Il distretto della discordia
Il
Pd denuncia al prefetto il caso del manifesto
offensivo
Il Mattino di Padova, 17 marzo 2010
MASERÀ.
Finisce sul tavolo del prefetto di Padova il
manifesto sul distretto sanitario firmato dal
sindaco e dal vicesindaco di Maserà. L’attacco
diretto alle minoranze, che avevano criticato la
scelta di inserire l’edificio che ospita gli
ambulatori medici fra i beni che potrebbero essere
messi in vendita, per il deputato del Pd Alessandro
Naccarato costituisce una inedita ma pur sempre
grave turbativa della campagna elettorale da
segnalare al prefetto.
«I manifesti sono stati firmati da sindaco e
vicesindaco - afferma Naccarato - mentre la legge
impone che in campagna elettorale gli amministratori
devono limitarsi alle comunicazioni indispensabili e
in forma impersonale.
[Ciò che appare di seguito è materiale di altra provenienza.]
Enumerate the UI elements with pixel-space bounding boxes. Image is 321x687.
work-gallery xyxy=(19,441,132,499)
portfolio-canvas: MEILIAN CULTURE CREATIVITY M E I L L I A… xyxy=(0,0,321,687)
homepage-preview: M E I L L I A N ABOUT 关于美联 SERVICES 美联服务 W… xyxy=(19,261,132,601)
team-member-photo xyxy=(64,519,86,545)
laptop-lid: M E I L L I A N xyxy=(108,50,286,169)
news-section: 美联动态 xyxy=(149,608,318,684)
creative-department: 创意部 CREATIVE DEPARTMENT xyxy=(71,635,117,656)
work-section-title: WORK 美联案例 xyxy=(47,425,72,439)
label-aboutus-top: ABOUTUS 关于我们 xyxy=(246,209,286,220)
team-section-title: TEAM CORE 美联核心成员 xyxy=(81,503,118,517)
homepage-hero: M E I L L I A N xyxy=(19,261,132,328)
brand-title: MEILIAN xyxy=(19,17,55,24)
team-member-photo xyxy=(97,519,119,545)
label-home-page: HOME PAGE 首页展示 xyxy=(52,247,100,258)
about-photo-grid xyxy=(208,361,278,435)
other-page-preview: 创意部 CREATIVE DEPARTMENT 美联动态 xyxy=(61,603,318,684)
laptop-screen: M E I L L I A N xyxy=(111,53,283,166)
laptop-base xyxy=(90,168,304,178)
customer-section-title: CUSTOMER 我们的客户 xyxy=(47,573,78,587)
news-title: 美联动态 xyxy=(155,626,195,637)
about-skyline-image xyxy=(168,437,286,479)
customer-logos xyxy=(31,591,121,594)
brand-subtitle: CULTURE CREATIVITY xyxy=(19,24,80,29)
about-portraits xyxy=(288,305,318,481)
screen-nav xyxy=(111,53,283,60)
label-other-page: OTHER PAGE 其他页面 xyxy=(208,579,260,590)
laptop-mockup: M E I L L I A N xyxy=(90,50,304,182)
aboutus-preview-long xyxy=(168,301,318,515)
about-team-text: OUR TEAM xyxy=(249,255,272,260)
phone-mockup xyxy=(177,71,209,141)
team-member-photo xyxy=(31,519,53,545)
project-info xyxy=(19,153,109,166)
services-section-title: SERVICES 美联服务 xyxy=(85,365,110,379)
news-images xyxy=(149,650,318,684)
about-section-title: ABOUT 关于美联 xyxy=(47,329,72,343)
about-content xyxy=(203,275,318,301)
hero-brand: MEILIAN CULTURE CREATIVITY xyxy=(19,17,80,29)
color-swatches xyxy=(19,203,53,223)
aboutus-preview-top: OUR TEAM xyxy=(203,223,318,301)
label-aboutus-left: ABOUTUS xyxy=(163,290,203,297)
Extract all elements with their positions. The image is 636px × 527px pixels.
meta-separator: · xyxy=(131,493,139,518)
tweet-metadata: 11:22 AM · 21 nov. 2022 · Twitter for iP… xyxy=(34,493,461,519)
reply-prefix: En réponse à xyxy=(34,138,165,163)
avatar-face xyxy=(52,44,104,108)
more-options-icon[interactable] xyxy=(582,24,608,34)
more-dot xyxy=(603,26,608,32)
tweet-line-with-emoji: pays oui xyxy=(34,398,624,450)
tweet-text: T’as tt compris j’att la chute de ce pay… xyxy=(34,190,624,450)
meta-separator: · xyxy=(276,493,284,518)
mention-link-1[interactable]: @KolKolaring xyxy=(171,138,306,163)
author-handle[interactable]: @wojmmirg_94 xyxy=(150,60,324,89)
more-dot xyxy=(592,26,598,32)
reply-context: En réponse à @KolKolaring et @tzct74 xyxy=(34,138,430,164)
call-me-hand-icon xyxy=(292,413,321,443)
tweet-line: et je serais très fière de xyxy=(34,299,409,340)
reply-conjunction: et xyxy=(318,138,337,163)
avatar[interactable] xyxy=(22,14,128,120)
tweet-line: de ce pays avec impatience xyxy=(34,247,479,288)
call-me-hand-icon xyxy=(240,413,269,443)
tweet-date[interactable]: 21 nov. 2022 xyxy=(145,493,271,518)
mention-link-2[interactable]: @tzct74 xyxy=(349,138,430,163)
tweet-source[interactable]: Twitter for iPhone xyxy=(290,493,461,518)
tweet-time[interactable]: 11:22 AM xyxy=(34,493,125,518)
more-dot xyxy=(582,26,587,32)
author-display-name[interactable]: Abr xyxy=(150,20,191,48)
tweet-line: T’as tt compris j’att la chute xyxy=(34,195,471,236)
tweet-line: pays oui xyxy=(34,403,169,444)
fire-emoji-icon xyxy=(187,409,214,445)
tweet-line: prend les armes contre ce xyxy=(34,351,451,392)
Inoltre le locandine sono
state affisse sopra gli avvisi di convocazione dei
comizi elettorali». Il deputato invita pertanto il
prefetto Ennio Mario Sodano a prendere provvedimenti
del caso.
Ma intanto gli esponenti delle opposizioni hanno
sporto querela per essere stati definiti
millantatori che dispensano falsità. «Casomai è il
vicesindaco Volponi a non raccontarla giusta -
spiega Paolo Mastellaro, capogruppo del Partito
Democratico -. E’ fasullo il suo riferimento alla
legge perché l’obbligo riguarda solo l’inserimento
dei beni disponibili mentre è il comune che sceglie
l’eventuale alienazione, come ha fatto quest’anno,
diversamente dal 2009. Se ha cambiato idea sulla
destinazione del distretto lo dica chiaramente senza
firmare “editti” diffamatori».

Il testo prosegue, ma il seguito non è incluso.